Based on the data, we knew we had to provide more areas for current sales as well as provide some entry points to our various other offerings (content, subscription plans, recipes database).
We then reviewed Baymard reports, competitive analysis and conducted user interviews to identify best practices and build personas.
IDEATE: Once we had all our quantitative and qualitative research finalized, we started creating several wireframes with prototypes and began preference and task based testing.
We found that the main rotating banners we had in the wireframes did not get engagement beyond the first slide. Users were actually really quick to swipe/scroll down the page to see all that was there.


Some feedback from the wireframes was that users thought it looked a little cluttered and there wasn’t clear explanation what each section contained. This was important to validated with full designs and in context. Users that are looking for content swipe/scroll past product zones and users looking for promotions swipe/scroll past articles.

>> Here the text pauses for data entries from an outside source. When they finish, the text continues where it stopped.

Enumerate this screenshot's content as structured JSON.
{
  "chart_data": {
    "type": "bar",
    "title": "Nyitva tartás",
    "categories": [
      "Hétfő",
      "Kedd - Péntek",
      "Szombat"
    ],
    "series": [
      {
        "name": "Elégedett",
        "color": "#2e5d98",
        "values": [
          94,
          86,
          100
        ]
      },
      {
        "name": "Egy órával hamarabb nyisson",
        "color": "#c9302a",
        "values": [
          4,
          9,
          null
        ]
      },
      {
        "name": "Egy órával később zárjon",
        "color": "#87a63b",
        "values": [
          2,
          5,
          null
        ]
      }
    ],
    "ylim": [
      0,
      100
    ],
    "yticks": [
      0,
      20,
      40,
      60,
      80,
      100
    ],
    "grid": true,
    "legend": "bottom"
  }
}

VALIDATE: We then built full designed prototypes and ran users through task based, contextual testing. We found that several users really liked the swipe-able product carousels, but didn’t like that we stacked articles. We also found that most users on mobile didn’t like how much space the categories took up. They were also unclear if they were product or article categories. After many iterations and tests later, we landed on a final design.
DEPLOY: As part of the deployment effort I worked with not only our engineers, but our merchandising team to ensure that the backend tool that managed the various zones could be customizable. Allowing full functionality and zone placement by the merchandising team. If they wanted 2 product carousels, instead of one, it was a simple drag and drop WYSIWYG tool.
LEARN: After deployment we saw a significant drop in article navigation, but a huge increase into our product catalog. This was somewhat expected and was okayed by the business. Because of the wysiwyg tool it allowed the merchandising team to A/B test various layouts to see what performed best on any particular day. Ultimately, this project was a great success!